MADAM#3 – SCOREUSES : entre enquête anthropologique et stand-up, une proposition percutante d’Hélène Soulié autour des championnes du BLMA, le club de basket de Lattes Montpellier Agglomération. Hélène Soulié, ce n’est jamais du théâtre pour rien. C’est un théâtre coupant, engagé, qui ne cède rien. «MADAM#3 – SCOREUSES» est le troisième volet d’un travail inédit qui a été présenté au théâtre Jacques Cœur autour de la question du genre. Cette étude théâtrale, entre enquête anthropologique et stand-up, s’inscrit dans un long processus, établi sur plusieurs années. Après les féministes musulmanes et les graffeuses et avant les pêcheuses, voici les «scoreuses» (la série complète sera donnée en juillet à Avignon). Ce sont celles qui assurent le score au basket. Elles sont le sujet de la metteuse en scène montpelliéraine dont la démarche relève de cette sororité à l’oeuvre dans le nouveau féminisme.
Le BLMA sur les planches
>Pour bien comprendre cet univers, Hélène Soulié a longuement rencontré les championnes du BLMA. Avec Mariette Navarro, autrice associée à ce spectacle, elle a assisté aux entraînements de l’équipe, suivi les matchs. «Nous avons interviewé les meneuses, les ailières, les scoreuses, les coatchs, et appris ce qu’était qu’une attaque en triangle. Nous avons appris des mots comme Buzzer beater, Mismatch, No-look pass, Overtime, Run and Gun… Nous sommes entrées dans un monde avec ses codes et son langage». « Au BLMA« , poursuit-elle, « j’ai rencontré des femmes avec un mental d’acier. Ne rien lâcher. Jusqu’à la dernière seconde. J’ai rencontré des êtres parlants aussi. On dit des sportives qu’elles ne parlent pas. C’est faux. Les sportives parlent. Très bien ! »

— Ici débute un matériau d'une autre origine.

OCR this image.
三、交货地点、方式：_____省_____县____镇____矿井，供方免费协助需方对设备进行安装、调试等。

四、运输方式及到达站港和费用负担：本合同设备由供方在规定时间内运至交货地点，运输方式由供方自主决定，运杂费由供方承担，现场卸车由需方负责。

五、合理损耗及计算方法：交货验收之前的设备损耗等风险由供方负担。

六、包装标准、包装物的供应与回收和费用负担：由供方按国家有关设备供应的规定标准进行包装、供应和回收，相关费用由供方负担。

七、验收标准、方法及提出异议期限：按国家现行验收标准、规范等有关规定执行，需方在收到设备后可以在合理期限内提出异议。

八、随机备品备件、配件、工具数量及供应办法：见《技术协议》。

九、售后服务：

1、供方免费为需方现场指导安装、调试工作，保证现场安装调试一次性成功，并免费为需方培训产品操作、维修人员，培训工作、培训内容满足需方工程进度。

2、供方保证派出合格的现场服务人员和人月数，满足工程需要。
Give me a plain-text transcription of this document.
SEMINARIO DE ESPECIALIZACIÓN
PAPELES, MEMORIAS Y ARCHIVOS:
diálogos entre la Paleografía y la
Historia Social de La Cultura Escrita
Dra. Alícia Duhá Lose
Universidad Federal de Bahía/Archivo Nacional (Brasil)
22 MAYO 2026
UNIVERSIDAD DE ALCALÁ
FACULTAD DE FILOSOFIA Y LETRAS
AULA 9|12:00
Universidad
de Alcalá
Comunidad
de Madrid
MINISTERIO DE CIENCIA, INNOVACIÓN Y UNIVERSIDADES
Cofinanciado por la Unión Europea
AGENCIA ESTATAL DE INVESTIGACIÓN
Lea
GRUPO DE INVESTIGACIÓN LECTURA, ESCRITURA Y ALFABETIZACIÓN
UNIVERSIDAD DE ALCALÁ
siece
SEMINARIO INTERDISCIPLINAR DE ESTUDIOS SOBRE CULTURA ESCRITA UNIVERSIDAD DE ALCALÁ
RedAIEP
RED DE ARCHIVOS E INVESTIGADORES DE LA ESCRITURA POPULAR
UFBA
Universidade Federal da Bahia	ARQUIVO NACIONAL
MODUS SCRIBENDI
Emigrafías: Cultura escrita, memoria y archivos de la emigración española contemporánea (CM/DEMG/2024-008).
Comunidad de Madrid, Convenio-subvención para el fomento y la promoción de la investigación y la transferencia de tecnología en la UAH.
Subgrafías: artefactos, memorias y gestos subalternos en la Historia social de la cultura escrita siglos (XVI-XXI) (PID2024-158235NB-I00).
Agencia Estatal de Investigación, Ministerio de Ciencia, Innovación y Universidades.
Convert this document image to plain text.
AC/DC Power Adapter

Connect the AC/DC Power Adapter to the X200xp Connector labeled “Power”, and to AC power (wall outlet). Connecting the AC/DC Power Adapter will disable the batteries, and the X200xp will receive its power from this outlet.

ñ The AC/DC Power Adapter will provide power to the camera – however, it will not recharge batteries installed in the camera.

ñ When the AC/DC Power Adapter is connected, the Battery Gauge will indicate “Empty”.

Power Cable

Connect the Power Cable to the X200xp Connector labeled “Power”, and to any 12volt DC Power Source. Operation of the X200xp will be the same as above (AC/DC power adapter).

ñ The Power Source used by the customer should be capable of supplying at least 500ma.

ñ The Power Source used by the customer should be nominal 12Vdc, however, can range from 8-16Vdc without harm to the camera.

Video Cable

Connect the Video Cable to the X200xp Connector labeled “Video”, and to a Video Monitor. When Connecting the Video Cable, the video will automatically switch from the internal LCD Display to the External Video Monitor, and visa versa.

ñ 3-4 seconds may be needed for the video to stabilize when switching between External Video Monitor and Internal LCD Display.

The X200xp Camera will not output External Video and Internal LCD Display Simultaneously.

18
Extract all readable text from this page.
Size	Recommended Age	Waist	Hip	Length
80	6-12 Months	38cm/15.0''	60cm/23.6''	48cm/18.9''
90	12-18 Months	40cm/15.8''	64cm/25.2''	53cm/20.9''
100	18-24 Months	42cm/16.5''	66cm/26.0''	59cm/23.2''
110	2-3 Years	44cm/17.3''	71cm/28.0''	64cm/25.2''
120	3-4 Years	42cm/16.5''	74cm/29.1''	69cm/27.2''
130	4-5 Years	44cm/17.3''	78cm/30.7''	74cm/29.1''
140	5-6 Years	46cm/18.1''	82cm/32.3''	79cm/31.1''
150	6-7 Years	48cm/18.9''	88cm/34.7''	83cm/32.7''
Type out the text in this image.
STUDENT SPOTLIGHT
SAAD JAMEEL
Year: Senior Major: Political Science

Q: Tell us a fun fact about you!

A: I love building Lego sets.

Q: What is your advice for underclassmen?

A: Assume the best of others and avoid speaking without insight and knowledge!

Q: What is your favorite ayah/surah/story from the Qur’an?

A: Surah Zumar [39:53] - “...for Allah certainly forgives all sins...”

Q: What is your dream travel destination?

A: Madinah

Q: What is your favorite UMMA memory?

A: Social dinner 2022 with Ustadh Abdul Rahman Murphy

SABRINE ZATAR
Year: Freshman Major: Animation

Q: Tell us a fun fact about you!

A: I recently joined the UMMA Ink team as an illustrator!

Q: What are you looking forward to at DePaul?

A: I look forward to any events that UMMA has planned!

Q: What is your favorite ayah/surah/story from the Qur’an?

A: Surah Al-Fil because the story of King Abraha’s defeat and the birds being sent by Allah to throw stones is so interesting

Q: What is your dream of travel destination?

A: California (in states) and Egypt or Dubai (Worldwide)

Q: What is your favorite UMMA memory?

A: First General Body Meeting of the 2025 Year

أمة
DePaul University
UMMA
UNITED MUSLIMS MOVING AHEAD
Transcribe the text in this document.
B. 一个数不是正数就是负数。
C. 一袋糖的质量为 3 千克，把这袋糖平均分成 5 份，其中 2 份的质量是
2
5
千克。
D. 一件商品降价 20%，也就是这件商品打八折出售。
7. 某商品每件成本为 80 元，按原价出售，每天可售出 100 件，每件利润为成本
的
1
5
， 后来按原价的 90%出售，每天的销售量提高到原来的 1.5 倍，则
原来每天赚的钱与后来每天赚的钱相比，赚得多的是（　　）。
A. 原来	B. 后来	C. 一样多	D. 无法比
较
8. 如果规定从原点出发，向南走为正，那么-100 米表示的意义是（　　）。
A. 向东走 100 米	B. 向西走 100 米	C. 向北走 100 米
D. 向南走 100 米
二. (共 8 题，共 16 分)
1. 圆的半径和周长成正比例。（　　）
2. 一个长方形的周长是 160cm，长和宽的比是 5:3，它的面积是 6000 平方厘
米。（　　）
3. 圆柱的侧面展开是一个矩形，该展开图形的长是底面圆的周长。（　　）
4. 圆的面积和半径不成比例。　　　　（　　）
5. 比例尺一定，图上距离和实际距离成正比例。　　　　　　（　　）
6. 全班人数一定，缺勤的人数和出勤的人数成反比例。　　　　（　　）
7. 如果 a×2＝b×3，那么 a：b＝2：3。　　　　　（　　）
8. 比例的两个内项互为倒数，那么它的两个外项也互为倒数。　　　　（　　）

« Nos bodies are perfect »
« MADAM#3 – SCOREUSES » (« Parce que tu ne peux que perdre si tu n’as rien à gagner ») est le fruit de cette rencontre. Ce sont elles qui parlent mais dans une langue retravaillée qui a fait le voyage du vestiaire aux planches sans la moindre volonté de réalisme. Des mots y résonnent comme ayant constitué de la matière brute.
>On entend : « Je suis une page de pub », « Performance », « Exploitation ». S’esquissent des aveux, la peur, la pression des sommets, des gloire fugaces. C’est surtout un vocabulaire de guerre. Une « petite guerre ». Ce sont des femmes qui tentent d’être femmes dans un univers d’hommes. «Qu’est-ce que cela veut dire ? Quelle stratégie déployer ?» interroge Hélène Soulié.
«Mes désirs font désordre»
Sur scène, pas d’images des basketteuses, sauf les deux photos utilisées pour la communication. Pas davantage de vidéo : elles ne sont pas là, toutes résumées en une actrice : Lymia Vitte qui livre un brillant match théâtral en solo, faisant des passes avec son micro.
« Dans tout ce que vous allez voir« , dit Lymia Vitte, musclée et toute en énergie compressée, « il y a une seule inconnue : la capacité de mon corps à exécuter ce qui est prévu. C’est pour ça que vous êtes ici. Pour être témoin de l’imprévu. Pour être témoin de l’accident, de l’infime imprécision qui me fera perdre l’avantage ou de la performance qui me sortira pour une seconde du genre humain. Je sais que je peux briller au point de sortir du genre humain. Vous le savez aussi« .
Le masculin l’emporte
Dans la deuxième partie du spectacle, la metteuse en scène s’installe sur la scène, face à Eliane Viennot. L’éminente historienne et grammairienne rappelle que l’invraisemblable règne du « masculin l’emporte sur le féminin » provient d’un petit groupe d’hommes (une vingtaine) inventant une discrimination majeure de la langue dans le secret d’un bureau de l’Académie française en 1630. En réplique, Hélène Soulié a oublié le « e » de Madam.DRÔLES DE DAMES
Le livret MADAM -Manuel d’Auto défense À Méditer- présente l’intégralité du projet d’Hélène Soulié. « Un acte artistique anthropologique queer « . La série complète sera donnée les 11 et 18 juillet au Train Bleu à Avignon.